András, 14 abril de 2026
El 14 de abril no es un día cualquiera. Hoy late la memoria de un país que se atrevió a soñar, un pueblo que, unido y libre, decidió cambiar su futuro y abrió paso a la Segunda República española, un tiempo de derechos conseguidos, un tiempo de avances, de dignidad alcanzada. Un tiempo donde todo un país despertaba y se levantaba con fuerza y con la voluntad de cambiar su destino, de romper las cadenas del pasado y de conquistar un futuro que le pertenecía.
Pero ese sueño fue arrancado de raíz, traicionado, silencio a la fuerza, usando el miedo con la oscuridad de una guerra civil y una dictadura. No fue hace tanto tiempo, y ocurrió aquí, en esta tierra. El silencio llegó, y con el, el miedo y la violencia. Aquí, en estos mismos lugares, hombres y mujeres fueron arrancados de sus vidas. Vecinos, padres, hijos, amigos, personas con nombre que hoy ya casi nadie pronuncia, fueron fusilados, enterrados en cunetas en tapias, en el olvido.
Y, sin embargo, siguen aquí, en la memoria de la tierra, en el eco de quienes no se resignan a olvidar. Recordarlos no es abrir heridas, es impedir que se cierren en falso, porque un pueblo sin memoria es un pueblo sin dignidad.

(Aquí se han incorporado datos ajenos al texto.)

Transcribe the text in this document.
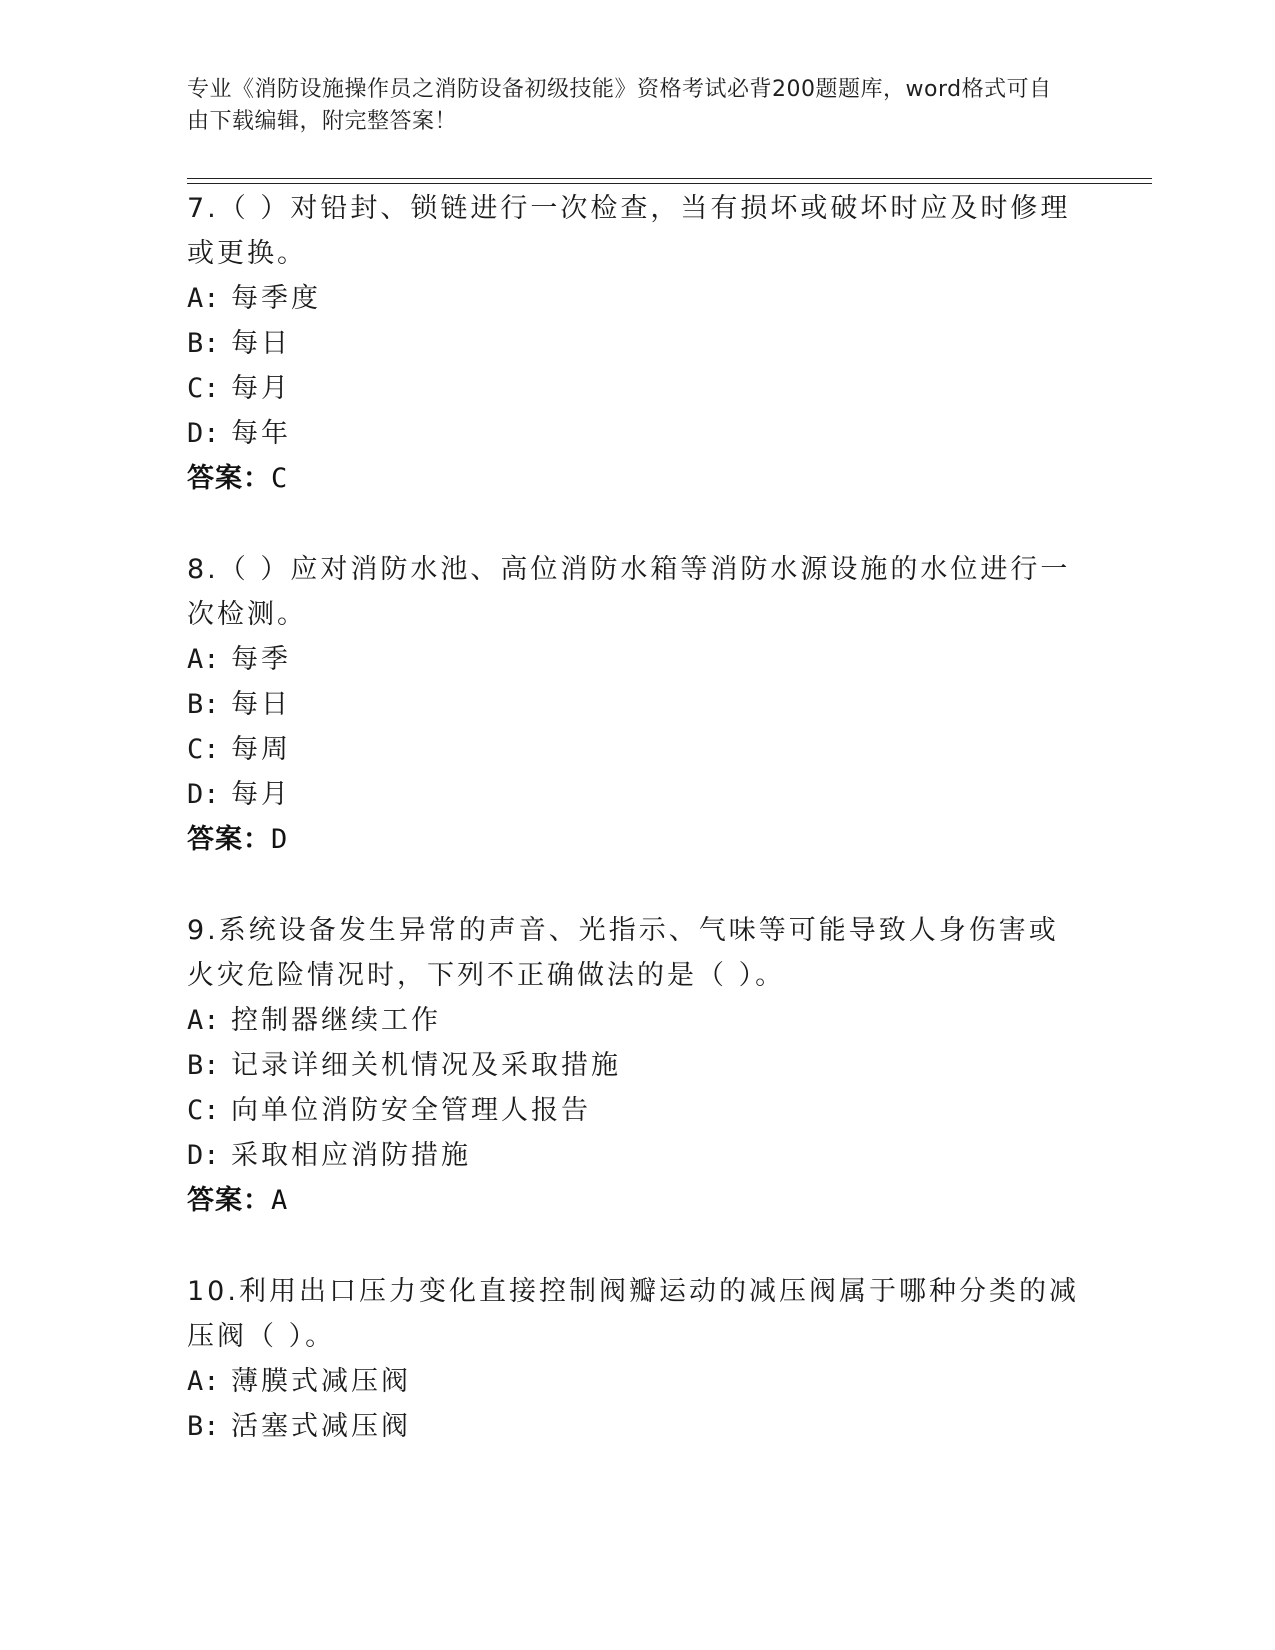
专业《消防设施操作员之消防设备初级技能》资格考试必背200题题库，word格式可自由下载编辑，附完整答案！
7.（ ）对铅封、锁链进行一次检查，当有损坏或破坏时应及时修理或更换。
A: 每季度
B: 每日
C: 每月
D: 每年
答案：C
8.（ ）应对消防水池、高位消防水箱等消防水源设施的水位进行一次检测。
A: 每季
B: 每日
C: 每周
D: 每月
答案：D
9.系统设备发生异常的声音、光指示、气味等可能导致人身伤害或火灾危险情况时，下列不正确做法的是（ ）。
A: 控制器继续工作
B: 记录详细关机情况及采取措施
C: 向单位消防安全管理人报告
D: 采取相应消防措施
答案：A
10.利用出口压力变化直接控制阀瓣运动的减压阀属于哪种分类的减压阀（ ）。
A: 薄膜式减压阀
B: 活塞式减压阀
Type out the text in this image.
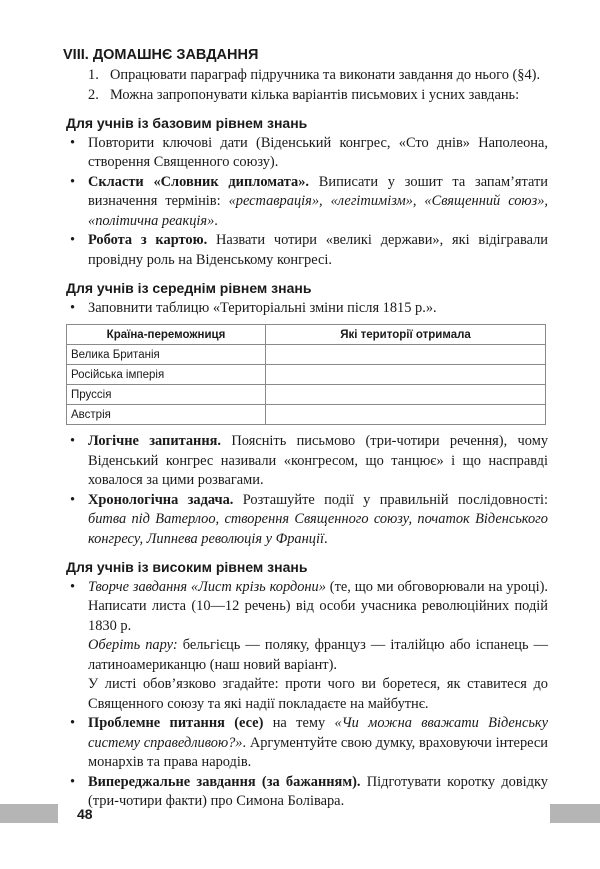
VIII. ДОМАШНЄ ЗАВДАННЯ
1. Опрацювати параграф підручника та виконати завдання до нього (§4).
2. Можна запропонувати кілька варіантів письмових і усних завдань:
Для учнів із базовим рівнем знань
• Повторити ключові дати (Віденський конгрес, «Сто днів» Наполеона, створення Священного союзу).
• Скласти «Словник дипломата». Виписати у зошит та запам’ятати визначення термінів: «реставрація», «легітимізм», «Священний союз», «політична реакція».
• Робота з картою. Назвати чотири «великі держави», які відігравали провідну роль на Віденському конгресі.
Для учнів із середнім рівнем знань
• Заповнити таблицю «Територіальні зміни після 1815 р.».
Країна-переможниця	Які території отримала
Велика Британія	
Російська імперія	
Пруссія	
Австрія	
• Логічне запитання. Поясніть письмово (три-чотири речення), чому Віденський конгрес називали «конгресом, що танцює» і що насправді ховалося за цими розвагами.
• Хронологічна задача. Розташуйте події у правильній послідовності: битва під Ватерлоо, створення Священного союзу, початок Віденського конгресу, Липнева революція у Франції.
Для учнів із високим рівнем знань
• Творче завдання «Лист крізь кордони» (те, що ми обговорювали на уроці). Написати листа (10—12 речень) від особи учасника революційних подій 1830 р.
Оберіть пару: бельгієць — поляку, француз — італійцю або іспанець — латиноамериканцю (наш новий варіант).
У листі обов’язково згадайте: проти чого ви боретеся, як ставитеся до Священного союзу та які надії покладаєте на майбутнє.
• Проблемне питання (есе) на тему «Чи можна вважати Віденську систему справедливою?». Аргументуйте свою думку, враховуючи інтереси монархів та права народів.
• Випереджальне завдання (за бажанням). Підготувати коротку довідку (три-чотири факти) про Симона Болівара.
48
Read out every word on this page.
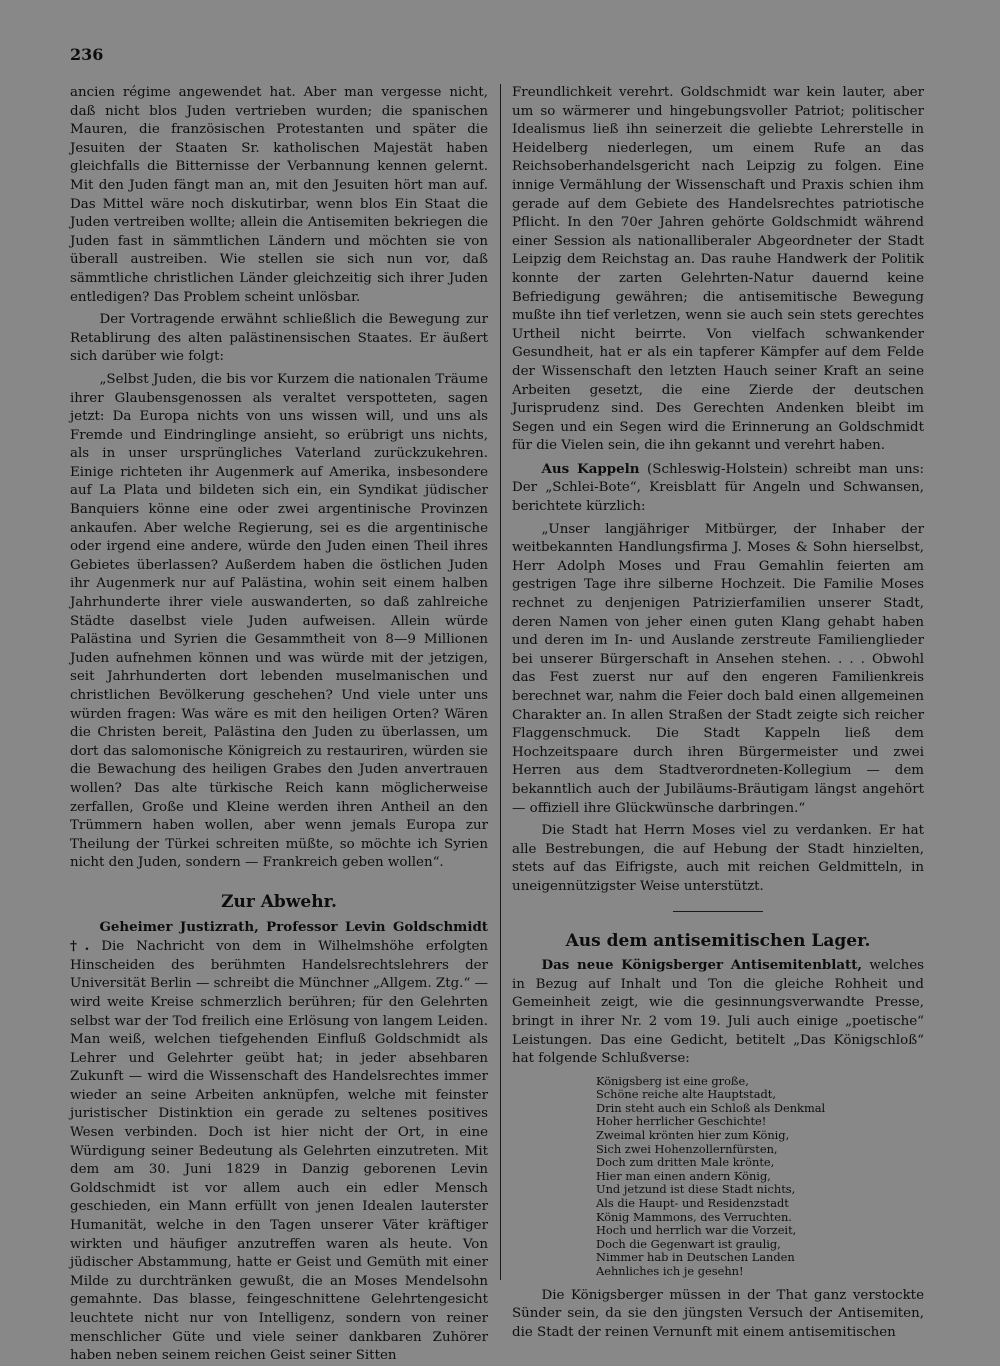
236

ancien régime angewendet hat. Aber man vergesse nicht, daß nicht blos Juden vertrieben wurden; die spanischen Mauren, die französischen Protestanten und später die Jesuiten der Staaten Sr. katholischen Majestät haben gleichfalls die Bitternisse der Verbannung kennen gelernt. Mit den Juden fängt man an, mit den Jesuiten hört man auf. Das Mittel wäre noch diskutirbar, wenn blos Ein Staat die Juden vertreiben wollte; allein die Antisemiten bekriegen die Juden fast in sämmtlichen Ländern und möchten sie von überall austreiben. Wie stellen sie sich nun vor, daß sämmtliche christlichen Länder gleichzeitig sich ihrer Juden entledigen? Das Problem scheint unlösbar.

Der Vortragende erwähnt schließlich die Bewegung zur Retablirung des alten palästinensischen Staates. Er äußert sich darüber wie folgt:

„Selbst Juden, die bis vor Kurzem die nationalen Träume ihrer Glaubensgenossen als veraltet verspotteten, sagen jetzt: Da Europa nichts von uns wissen will, und uns als Fremde und Eindringlinge ansieht, so erübrigt uns nichts, als in unser ursprüngliches Vaterland zurückzukehren. Einige richteten ihr Augenmerk auf Amerika, insbesondere auf La Plata und bildeten sich ein, ein Syndikat jüdischer Banquiers könne eine oder zwei argentinische Provinzen ankaufen. Aber welche Regierung, sei es die argentinische oder irgend eine andere, würde den Juden einen Theil ihres Gebietes überlassen? Außerdem haben die östlichen Juden ihr Augenmerk nur auf Palästina, wohin seit einem halben Jahrhunderte ihrer viele auswanderten, so daß zahlreiche Städte daselbst viele Juden aufweisen. Allein würde Palästina und Syrien die Gesammtheit von 8—9 Millionen Juden aufnehmen können und was würde mit der jetzigen, seit Jahrhunderten dort lebenden muselmanischen und christlichen Bevölkerung geschehen? Und viele unter uns würden fragen: Was wäre es mit den heiligen Orten? Wären die Christen bereit, Palästina den Juden zu überlassen, um dort das salomonische Königreich zu restauriren, würden sie die Bewachung des heiligen Grabes den Juden anvertrauen wollen? Das alte türkische Reich kann möglicherweise zerfallen, Große und Kleine werden ihren Antheil an den Trümmern haben wollen, aber wenn jemals Europa zur Theilung der Türkei schreiten müßte, so möchte ich Syrien nicht den Juden, sondern — Frankreich geben wollen“.

Zur Abwehr.

Geheimer Justizrath, Professor Levin Goldschmidt †. Die Nachricht von dem in Wilhelmshöhe erfolgten Hinscheiden des berühmten Handelsrechtslehrers der Universität Berlin — schreibt die Münchner „Allgem. Ztg.“ — wird weite Kreise schmerzlich berühren; für den Gelehrten selbst war der Tod freilich eine Erlösung von langem Leiden. Man weiß, welchen tiefgehenden Einfluß Goldschmidt als Lehrer und Gelehrter geübt hat; in jeder absehbaren Zukunft — wird die Wissenschaft des Handelsrechtes immer wieder an seine Arbeiten anknüpfen, welche mit feinster juristischer Distinktion ein gerade zu seltenes positives Wesen verbinden. Doch ist hier nicht der Ort, in eine Würdigung seiner Bedeutung als Gelehrten einzutreten. Mit dem am 30. Juni 1829 in Danzig geborenen Levin Goldschmidt ist vor allem auch ein edler Mensch geschieden, ein Mann erfüllt von jenen Idealen lauterster Humanität, welche in den Tagen unserer Väter kräftiger wirkten und häufiger anzutreffen waren als heute. Von jüdischer Abstammung, hatte er Geist und Gemüth mit einer Milde zu durchtränken gewußt, die an Moses Mendelsohn gemahnte. Das blasse, feingeschnittene Gelehrtengesicht leuchtete nicht nur von Intelligenz, sondern von reiner menschlicher Güte und viele seiner dankbaren Zuhörer haben neben seinem reichen Geist seiner Sitten

Freundlichkeit verehrt. Goldschmidt war kein lauter, aber um so wärmerer und hingebungsvoller Patriot; politischer Idealismus ließ ihn seinerzeit die geliebte Lehrerstelle in Heidelberg niederlegen, um einem Rufe an das Reichsoberhandelsgericht nach Leipzig zu folgen. Eine innige Vermählung der Wissenschaft und Praxis schien ihm gerade auf dem Gebiete des Handelsrechtes patriotische Pflicht. In den 70er Jahren gehörte Goldschmidt während einer Session als nationalliberaler Abgeordneter der Stadt Leipzig dem Reichstag an. Das rauhe Handwerk der Politik konnte der zarten Gelehrten-Natur dauernd keine Befriedigung gewähren; die antisemitische Bewegung mußte ihn tief verletzen, wenn sie auch sein stets gerechtes Urtheil nicht beirrte. Von vielfach schwankender Gesundheit, hat er als ein tapferer Kämpfer auf dem Felde der Wissenschaft den letzten Hauch seiner Kraft an seine Arbeiten gesetzt, die eine Zierde der deutschen Jurisprudenz sind. Des Gerechten Andenken bleibt im Segen und ein Segen wird die Erinnerung an Goldschmidt für die Vielen sein, die ihn gekannt und verehrt haben.

Aus Kappeln (Schleswig-Holstein) schreibt man uns: Der „Schlei-Bote“, Kreisblatt für Angeln und Schwansen, berichtete kürzlich:

„Unser langjähriger Mitbürger, der Inhaber der weitbekannten Handlungsfirma J. Moses & Sohn hierselbst, Herr Adolph Moses und Frau Gemahlin feierten am gestrigen Tage ihre silberne Hochzeit. Die Familie Moses rechnet zu denjenigen Patrizierfamilien unserer Stadt, deren Namen von jeher einen guten Klang gehabt haben und deren im In- und Auslande zerstreute Familienglieder bei unserer Bürgerschaft in Ansehen stehen. . . . Obwohl das Fest zuerst nur auf den engeren Familienkreis berechnet war, nahm die Feier doch bald einen allgemeinen Charakter an. In allen Straßen der Stadt zeigte sich reicher Flaggenschmuck. Die Stadt Kappeln ließ dem Hochzeitspaare durch ihren Bürgermeister und zwei Herren aus dem Stadtverordneten-Kollegium — dem bekanntlich auch der Jubiläums-Bräutigam längst angehört — offiziell ihre Glückwünsche darbringen.“

Die Stadt hat Herrn Moses viel zu verdanken. Er hat alle Bestrebungen, die auf Hebung der Stadt hinzielten, stets auf das Eifrigste, auch mit reichen Geldmitteln, in uneigennützigster Weise unterstützt.

Aus dem antisemitischen Lager.

Das neue Königsberger Antisemitenblatt, welches in Bezug auf Inhalt und Ton die gleiche Rohheit und Gemeinheit zeigt, wie die gesinnungsverwandte Presse, bringt in ihrer Nr. 2 vom 19. Juli auch einige „poetische“ Leistungen. Das eine Gedicht, betitelt „Das Königschloß“ hat folgende Schlußverse:

Königsberg ist eine große,
Schöne reiche alte Hauptstadt,
Drin steht auch ein Schloß als Denkmal
Hoher herrlicher Geschichte!
Zweimal krönten hier zum König,
Sich zwei Hohenzollernfürsten,
Doch zum dritten Male krönte,
Hier man einen andern König,
Und jetzund ist diese Stadt nichts,
Als die Haupt- und Residenzstadt
König Mammons, des Verruchten.
Hoch und herrlich war die Vorzeit,
Doch die Gegenwart ist graulig,
Nimmer hab in Deutschen Landen
Aehnliches ich je gesehn!

Die Königsberger müssen in der That ganz verstockte Sünder sein, da sie den jüngsten Versuch der Antisemiten, die Stadt der reinen Vernunft mit einem antisemitischen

Nos arrebataron una República elegida por los españoles, elegida por el pueblo, y durante muchos años también nos arrebataron la voz. Pero lo que no fueron capaz de quitarnos es la memoria. Porque la memoria resiste en cada historia silenciada y en todas aquellas personas que dieron todo, incluida su propia vida, por defender la libertad. Y esa memoria también vive en generaciones nuevas, que nos negamos a olvidar.
Hoy no solo recordamos, hoy alzamos la mirada, hoy reivindicamos lo que fue nuestro y nunca tuvo que perderse, porque un pueblo que recuerda es un pueblo que sigue de pie. Porque la libertad, la dignidad y la justicia no se doblegan, no se apagan y no desaparecen, se mantienen vivas en cada voz que resiste, en cada memoria que no olvida. Hoy, 14 de abril, no es solo una fecha, es memoria, es justicia y es dignidad. Para que nunca más el silencio vuelva a ser cómplice del olvido. Feliz 14 de abril. Salud y República.